E adesso cosa succede?

 

Come sono tornato al negozio, giuro non lo so. A piedi, a nuoto, ho trovato delle catacombe misteriose che tagliano il sottosuolo di Muglione, tutto può essere.

Chiudo la serranda. Mi gira la testa, mi appoggio all’espositore delle canne, provo a respirare.

Il negozio era chiuso, il babbo è andato a casa a mangiare e ha lasciato le chiavi nel posto segreto, cioè sotto la conca dei fiori qua davanti. Ma adesso per ricordarmelo mi c’è voluto un quarto d’ora. Non capivo nemmeno cosa cercavo, cosa volevo fare...

Porca puttana che bacio. Se respiro forte sento ancora l’odore. Non so di cosa, non è profumo, forse è saliva, forse è una roba che la donna dell’Informagiovani si mette sulle labbra. Quelle labbra. Addosso a me. Ecco com’è un bacio. Un bacio vero. È una cosa forte, ma non saprei se è anche bella, non lo so ancora, mi sa che domani lo posso dire meglio. Tanto non corro il rischio di scordarmelo, praticamente non ho altro nella testa.

Ho anche telefonato a Stefanino. Lo dovevo dire a qualcuno.

«Ma chi era!»

«Era una.»

«Ma una chi!»

«Non la conosci. Non la conosco nemmeno io.»

«E quanto ha voluto.»

«Non l’ho pagata, non era una puttana!»

«Pazzesco. E che hai sentito?»

«Boh, non lo so. La lingua di un’altra persona. La muoveva un sacco.»

«E te?»

«E io cosa.»

«E te che hai fatto.»

«Io nulla.»

«Capito. Ma coi corpi vi toccavate?»

«Sì, il davanti suo era appiccicato al davanti mio.»

«E che hai sentito?»

«Non lo so, tutto.»

«Le tette?»

Stefanino me l’ha chiesto, e solo in quel momento ho realizzato che sì, è proprio così, ho sentito le tette. Mi si schiacciavano sul petto.

«E com’erano?»

«Belle.»

«Ma a sentirle, come sono le tette? Sono dure o morbide?»

Ci penso un attimo. Ci penso due attimi. «Mi sa che sono dure e morbide insieme.»

«Cavolo.»

«Eh sì.»

«Cavolo, sono contento per te. E ora?»

«Ora cosa.»

«Cioè, è una di qui?»

«Sì.»

«Ecco, e allora dico, cioè, adesso cosa succede?»

«Non lo so, in che senso.»

«Cioè, ok, un bacio con la lingua, molto bello. Però dico, non è mica finita così, no?»

Silenzio. Io faccio di sì con la testa, anche se sono al telefono. Tanto lo so che Stefanino di là mi può vedere lo stesso, in qualche modo. Non ci diciamo nulla per un minuto, poi ci rimandiamo a stasera. Ok. Ciao. Ciao.

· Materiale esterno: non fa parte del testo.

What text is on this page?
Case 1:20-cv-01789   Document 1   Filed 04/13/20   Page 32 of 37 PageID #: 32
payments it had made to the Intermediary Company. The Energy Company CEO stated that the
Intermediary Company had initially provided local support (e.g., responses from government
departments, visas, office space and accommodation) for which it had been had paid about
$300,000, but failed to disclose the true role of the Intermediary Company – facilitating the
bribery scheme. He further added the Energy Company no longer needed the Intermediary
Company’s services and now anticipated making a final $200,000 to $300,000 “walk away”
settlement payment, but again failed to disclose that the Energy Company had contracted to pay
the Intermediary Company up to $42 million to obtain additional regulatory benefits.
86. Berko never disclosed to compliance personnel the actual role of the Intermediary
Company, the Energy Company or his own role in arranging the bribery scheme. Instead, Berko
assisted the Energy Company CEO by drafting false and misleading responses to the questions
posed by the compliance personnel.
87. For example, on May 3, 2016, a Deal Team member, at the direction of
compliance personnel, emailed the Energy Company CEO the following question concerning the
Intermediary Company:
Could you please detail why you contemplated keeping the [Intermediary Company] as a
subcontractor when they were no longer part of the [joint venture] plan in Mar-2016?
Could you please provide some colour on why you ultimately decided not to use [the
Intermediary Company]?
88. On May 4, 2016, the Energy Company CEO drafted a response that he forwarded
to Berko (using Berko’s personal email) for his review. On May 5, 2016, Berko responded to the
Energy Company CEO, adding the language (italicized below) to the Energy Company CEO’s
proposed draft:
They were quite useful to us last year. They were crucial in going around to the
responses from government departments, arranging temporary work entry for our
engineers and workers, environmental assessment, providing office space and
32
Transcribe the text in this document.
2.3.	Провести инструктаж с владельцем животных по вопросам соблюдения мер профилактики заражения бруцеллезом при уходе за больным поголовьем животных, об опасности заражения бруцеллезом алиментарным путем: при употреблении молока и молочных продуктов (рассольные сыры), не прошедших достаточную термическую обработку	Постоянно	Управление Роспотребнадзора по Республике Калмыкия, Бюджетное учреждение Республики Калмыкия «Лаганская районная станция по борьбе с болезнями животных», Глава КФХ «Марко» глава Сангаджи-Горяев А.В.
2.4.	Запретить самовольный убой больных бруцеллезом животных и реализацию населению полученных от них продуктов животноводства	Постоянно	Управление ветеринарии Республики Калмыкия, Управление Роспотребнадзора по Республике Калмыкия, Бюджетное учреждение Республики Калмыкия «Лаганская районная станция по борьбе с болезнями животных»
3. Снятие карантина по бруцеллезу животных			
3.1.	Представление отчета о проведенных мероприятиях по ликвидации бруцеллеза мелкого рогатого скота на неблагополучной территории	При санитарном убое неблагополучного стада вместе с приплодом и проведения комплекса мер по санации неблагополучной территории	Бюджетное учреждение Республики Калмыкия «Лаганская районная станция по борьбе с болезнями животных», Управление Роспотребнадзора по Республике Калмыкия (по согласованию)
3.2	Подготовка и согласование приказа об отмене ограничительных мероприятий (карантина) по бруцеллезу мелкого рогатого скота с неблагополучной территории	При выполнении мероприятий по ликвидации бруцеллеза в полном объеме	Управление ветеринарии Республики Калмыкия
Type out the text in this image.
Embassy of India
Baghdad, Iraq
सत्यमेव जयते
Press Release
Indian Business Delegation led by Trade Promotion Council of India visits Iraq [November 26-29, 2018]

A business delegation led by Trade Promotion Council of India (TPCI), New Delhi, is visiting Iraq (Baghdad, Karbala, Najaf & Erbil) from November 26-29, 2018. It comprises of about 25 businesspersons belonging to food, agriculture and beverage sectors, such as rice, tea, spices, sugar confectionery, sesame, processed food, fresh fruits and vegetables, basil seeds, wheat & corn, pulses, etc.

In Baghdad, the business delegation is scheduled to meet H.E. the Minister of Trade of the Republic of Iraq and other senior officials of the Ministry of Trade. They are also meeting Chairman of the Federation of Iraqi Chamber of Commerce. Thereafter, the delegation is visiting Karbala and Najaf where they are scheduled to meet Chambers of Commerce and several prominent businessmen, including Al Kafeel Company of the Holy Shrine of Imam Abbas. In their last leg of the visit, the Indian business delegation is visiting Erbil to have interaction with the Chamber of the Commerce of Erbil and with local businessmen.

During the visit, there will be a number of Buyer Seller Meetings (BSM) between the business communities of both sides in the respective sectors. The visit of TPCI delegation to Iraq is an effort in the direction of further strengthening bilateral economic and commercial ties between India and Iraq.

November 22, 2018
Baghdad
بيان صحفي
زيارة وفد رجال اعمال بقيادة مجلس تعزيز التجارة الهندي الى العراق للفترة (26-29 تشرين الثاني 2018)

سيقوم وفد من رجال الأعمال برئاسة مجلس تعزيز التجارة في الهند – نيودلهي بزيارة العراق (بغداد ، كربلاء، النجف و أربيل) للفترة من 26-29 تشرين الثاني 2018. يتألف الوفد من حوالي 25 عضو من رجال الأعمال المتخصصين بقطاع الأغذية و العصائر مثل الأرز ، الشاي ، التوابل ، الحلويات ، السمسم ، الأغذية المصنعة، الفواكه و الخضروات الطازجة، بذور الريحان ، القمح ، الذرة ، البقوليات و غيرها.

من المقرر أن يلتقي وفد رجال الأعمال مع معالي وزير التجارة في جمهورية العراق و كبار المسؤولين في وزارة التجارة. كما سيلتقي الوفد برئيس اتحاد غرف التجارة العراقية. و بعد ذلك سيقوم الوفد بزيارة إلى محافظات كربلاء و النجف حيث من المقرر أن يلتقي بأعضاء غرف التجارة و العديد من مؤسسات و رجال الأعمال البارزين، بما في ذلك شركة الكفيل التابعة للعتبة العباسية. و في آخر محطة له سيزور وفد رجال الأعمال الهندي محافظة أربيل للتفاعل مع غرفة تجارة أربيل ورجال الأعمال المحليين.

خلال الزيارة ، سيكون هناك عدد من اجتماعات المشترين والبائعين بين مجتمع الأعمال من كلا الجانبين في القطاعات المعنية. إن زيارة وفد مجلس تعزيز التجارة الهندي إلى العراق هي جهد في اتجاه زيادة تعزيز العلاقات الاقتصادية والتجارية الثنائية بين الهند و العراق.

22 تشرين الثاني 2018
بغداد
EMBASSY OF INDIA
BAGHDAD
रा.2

  Stefanino ha ragione, e adesso cosa succede? Non lo so. Non ci ho pensato e non ci posso pensare. Perché io non sono qui, proprio per niente. Io ho ancora la lingua della donna dell’Informagiovani che mi gira nella bocca e nella testa, e per un po’ mi sa che le cose resteranno così.

Tiziana, si chiama Tiziana. La donna che ho baciato. Cioè, più che altro mi ha baciato lei, ma il senso è quello. E non era un bacio normale, era roba super. Ok, era il mio primo bacio con la lingua e allora non posso parlare troppo, ma secondo me per capire certe cose non ti serve l’esperienza. Cioè, a Hiroshima non le avevano mai viste le bombe nucleari, ma sotto al fungo atomico secondo me l’hanno capito lo stesso che era roba grossa.

Un bacio clamoroso, con la sua lingua che girava e scavava, e le mani che mi strusciavano i fianchi e la schiena. E io quel bacio me lo sono preso tutto senza fare niente di niente. Cosa potevo fare? Cosa so fare? Nulla, di queste cose io non so fare nulla, e infatti non l’ho nemmeno toccata, nemmeno le ho appoggiato la mano sul fianco.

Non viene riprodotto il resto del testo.